Dalam hal ini, banyak pihak yang mengkhawatirkan nasib data dan dana nasabah BSI. Namun, Direktur Utama BSI, Hery, telah memastikan bahwa data dan dana nasabah tetap aman meskipun layanan mengalami gangguan.

Hal ini menjadi tanggung jawab perusahaan untuk memitigasi risiko dan menjaga keamanan data dan dana nasabah.

Namun, jika terjadi kebocoran data akibat serangan tersebut, perusahaan memiliki tanggung jawab sebagai Pengendali Data Pribadi sesuai dengan Undang-Undang Nomor 27 Tahun 2022 tentang Pelindungan Data Pribadi (UU PDP).

Pasal 47 dalam UU tersebut menegaskan bahwa Pengendali Data Pribadi bertanggung jawab atas pemrosesan data pribadi dan harus memenuhi kewajiban dalam melaksanakan prinsip pelindungan data pribadi.

Berikut adalah sanksi administratif yang dapat dikenakan kepada perusahaan jika tidak memenuhi kewajiban dalam mengatasi kebocoran data, sebagaimana diatur dalam Pasal 57 ayat (2) Undang-Undang Nomor 27 Tahun 2022 tentang Pelindungan Data Pribadi (UU PDP):

  1. Peringatan tertulis: Perusahaan dapat menerima peringatan tertulis sebagai tindakan pertama dalam menegaskan kewajiban mereka dan memberikan kesempatan untuk memperbaiki keadaan.
  2. Penghentian sementara kegiatan pemrosesan Data Pribadi: Jika pelanggaran yang dilakukan oleh perusahaan cukup serius, otoritas yang berwenang dapat memerintahkan penghentian sementara kegiatan pemrosesan data pribadi. Langkah ini bertujuan untuk mencegah risiko lebih lanjut terhadap data pribadi yang terkait.
  3. Penghapusan atau pemusnahan Data Pribadi: Jika perusahaan tidak mengambil langkah yang memadai untuk melindungi data pribadi atau mengatasi kebocoran data, otoritas yang berwenang dapat memerintahkan penghapusan atau pemusnahan data pribadi yang terdampak. Tindakan ini bertujuan untuk menghindari penyalahgunaan data dan melindungi privasi subjek data pribadi.
  4. Denda administratif: Selain sanksi-sanksi di atas, perusahaan juga dapat dikenakan denda administratif. Besaran denda tersebut akan ditetapkan berdasarkan ketentuan yang berlaku dan dapat bervariasi tergantung pada tingkat pelanggaran yang dilakukan oleh perusahaan.

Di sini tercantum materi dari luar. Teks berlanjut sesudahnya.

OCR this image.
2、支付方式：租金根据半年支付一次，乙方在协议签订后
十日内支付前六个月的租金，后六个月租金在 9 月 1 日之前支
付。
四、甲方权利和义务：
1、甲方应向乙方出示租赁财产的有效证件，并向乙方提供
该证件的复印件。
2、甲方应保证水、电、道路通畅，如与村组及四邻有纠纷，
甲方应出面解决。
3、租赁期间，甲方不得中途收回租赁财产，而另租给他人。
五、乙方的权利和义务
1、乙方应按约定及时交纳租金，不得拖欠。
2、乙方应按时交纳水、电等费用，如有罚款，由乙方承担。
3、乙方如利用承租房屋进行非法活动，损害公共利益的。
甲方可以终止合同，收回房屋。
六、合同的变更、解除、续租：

Perlu diingat bahwa sanksi-sanksi ini ditujukan untuk mendorong perusahaan agar mematuhi peraturan pelindungan data pribadi dan bertanggung jawab dalam mengatasi kebocoran data.

Sanksi tersebut diharapkan dapat memberikan efek jera dan memastikan perlindungan data pribadi yang lebih baik di masa depan.

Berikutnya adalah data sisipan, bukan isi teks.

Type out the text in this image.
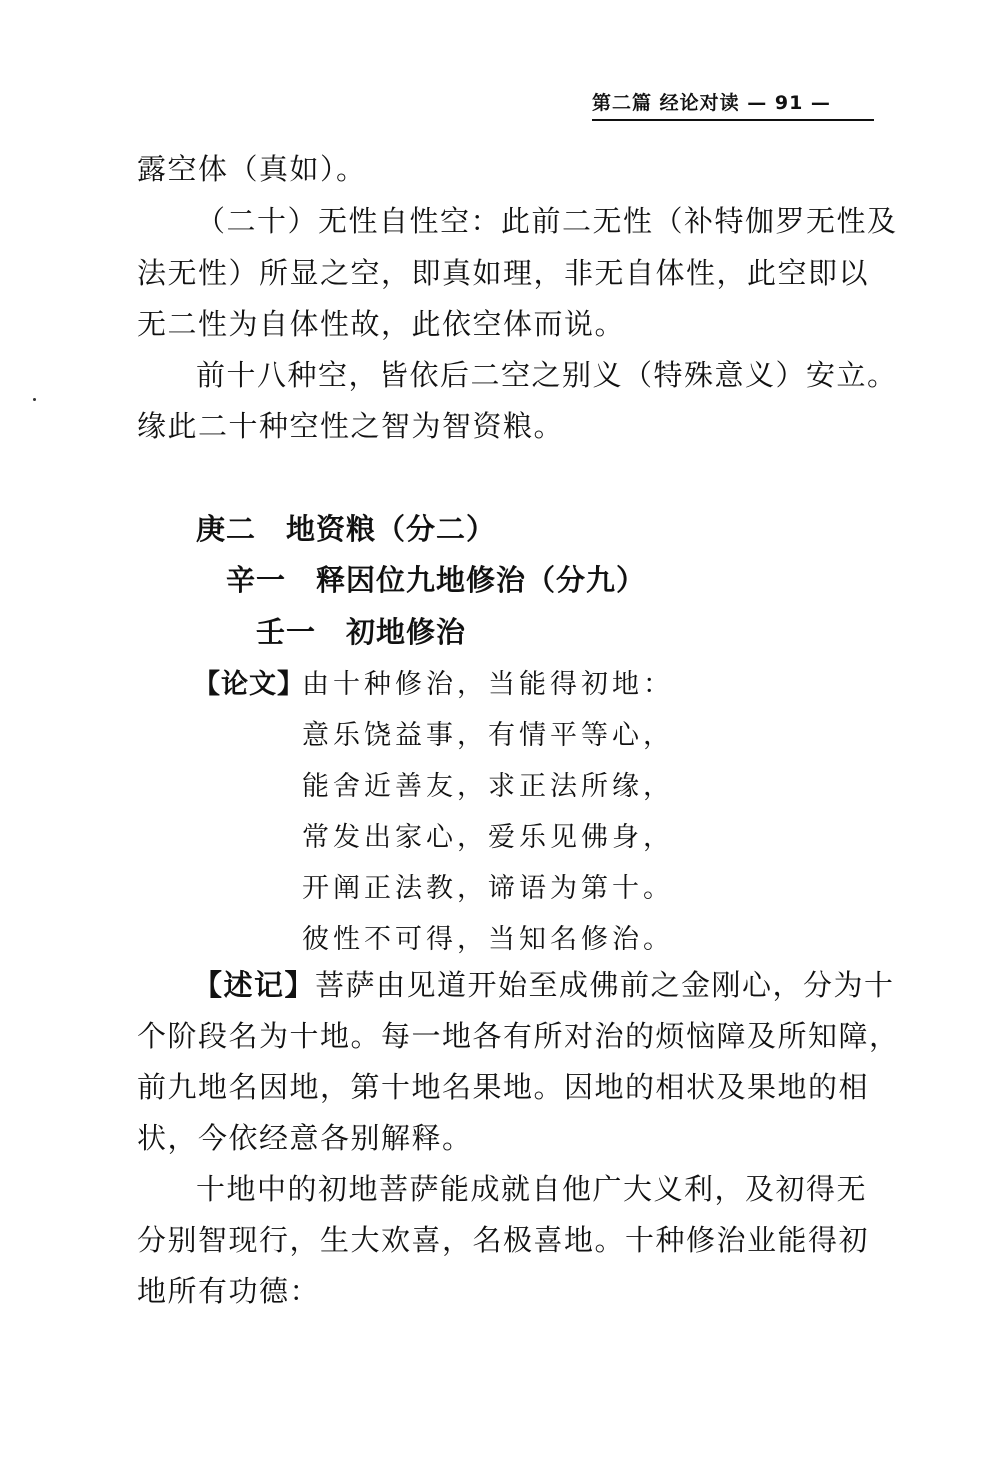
第二篇 经论对读 — 91 —
露空体（真如）。
（二十）无性自性空：此前二无性（补特伽罗无性及
法无性）所显之空，即真如理，非无自体性，此空即以
无二性为自体性故，此依空体而说。
前十八种空，皆依后二空之别义（特殊意义）安立。
缘此二十种空性之智为智资粮。
庚二　地资粮（分二）
辛一　释因位九地修治（分九）
壬一　初地修治
【论文】
由十种修治，当能得初地：
意乐饶益事，有情平等心，
能舍近善友，求正法所缘，
常发出家心，爱乐见佛身，
开阐正法教，谛语为第十。
彼性不可得，当知名修治。
【述记】菩萨由见道开始至成佛前之金刚心，分为十
个阶段名为十地。每一地各有所对治的烦恼障及所知障，
前九地名因地，第十地名果地。因地的相状及果地的相
状，今依经意各别解释。
十地中的初地菩萨能成就自他广大义利，及初得无
分别智现行，生大欢喜，名极喜地。十种修治业能得初
地所有功德：
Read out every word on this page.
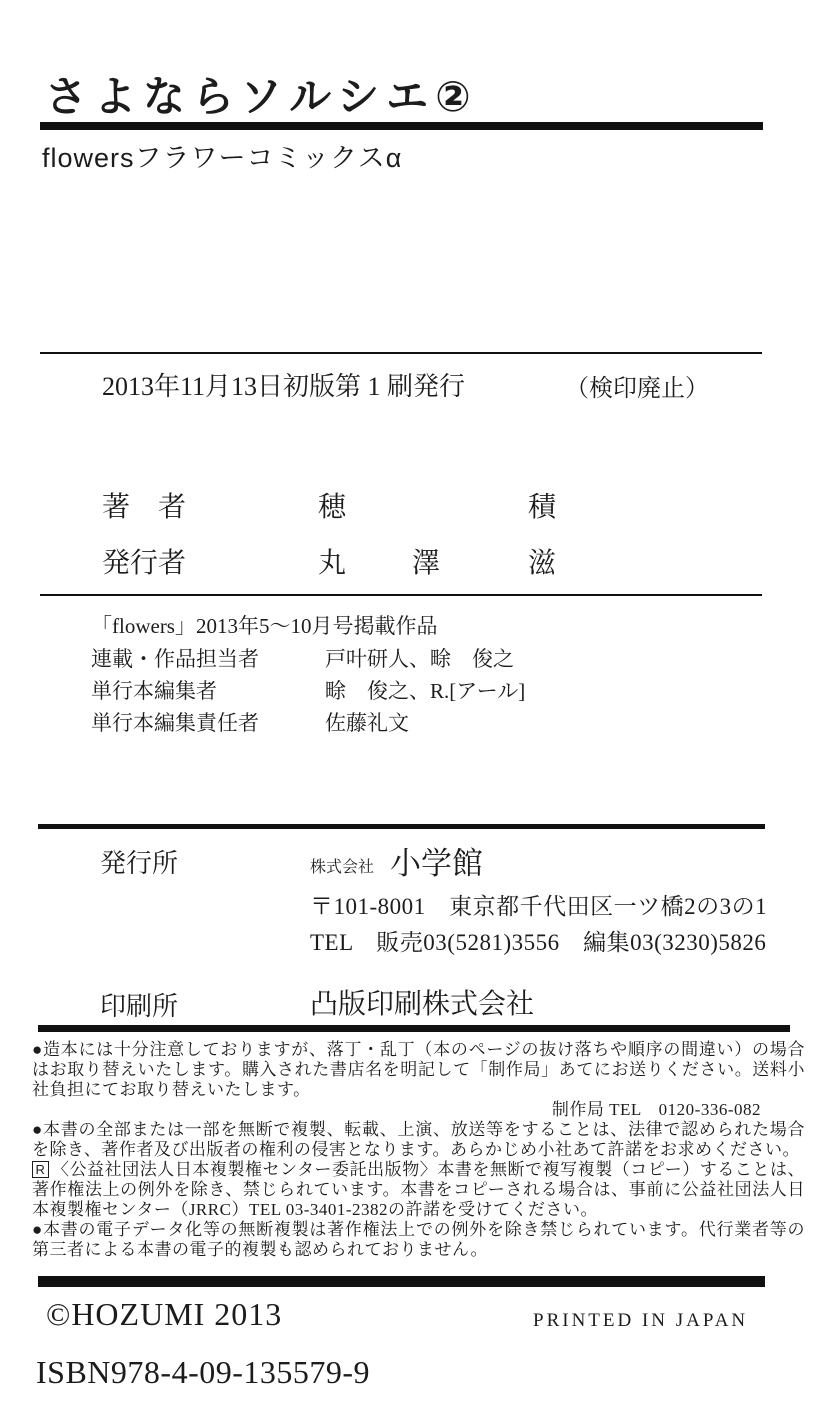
さよならソルシエ②
flowersフラワーコミックスα
2013年11月13日初版第 1 刷発行	（検印廃止）
著　者	穂	積
発行者	丸 澤	滋
「flowers」2013年5～10月号掲載作品
連載・作品担当者	戸叶研人、畭　俊之
単行本編集者	畭　俊之、R.[アール]
単行本編集責任者	佐藤礼文
発行所	株式会社 小学館
〒101-8001　東京都千代田区一ツ橋2の3の1
TEL　販売03(5281)3556　編集03(3230)5826
印刷所	凸版印刷株式会社

●造本には十分注意しておりますが、落丁・乱丁（本のページの抜け落ちや順序の間違い）の場合はお取り替えいたします。購入された書店名を明記して「制作局」あてにお送りください。送料小社負担にてお取り替えいたします。

制作局 TEL　0120-336-082

●本書の全部または一部を無断で複製、転載、上演、放送等をすることは、法律で認められた場合を除き、著作者及び出版者の権利の侵害となります。あらかじめ小社あて許諾をお求めください。

R 〈公益社団法人日本複製権センター委託出版物〉本書を無断で複写複製（コピー）することは、著作権法上の例外を除き、禁じられています。本書をコピーされる場合は、事前に公益社団法人日本複製権センター（JRRC）TEL 03-3401-2382の許諾を受けてください。

●本書の電子データ化等の無断複製は著作権法上での例外を除き禁じられています。代行業者等の第三者による本書の電子的複製も認められておりません。

©HOZUMI 2013	PRINTED IN JAPAN
ISBN978-4-09-135579-9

Jika terjadi kebocoran data, yaitu kegagalan dalam melindungi data pribadi oleh pengendali data pribadi, dalam hal ini perusahaan, maka perusahaan diharuskan memberikan pemberitahuan tertulis kepada subjek data pribadi dan lembaga terkait.

Jika perusahaan tidak memenuhi kewajiban tersebut, maka dapat dikenai sanksi administratif sesuai dengan Pasal 57 ayat (2) UU PDP, seperti peringatan tertulis, penghentian sementara kegiatan pemrosesan data pribadi, penghapusan atau pemusnahan data pribadi, serta denda administratif.

Dalam hal kebocoran data, penting bagi perusahaan untuk bertanggung jawab dan mengambil langkah-langkah yang tepat dalam memulihkan keamanan data serta memberikan pemberitahuan kepada pihak yang terkena dampak.

Hal ini menjadi bagian integral dalam menjaga kepercayaan nasabah dan menjalankan kewajiban sesuai dengan peraturan yang berlaku.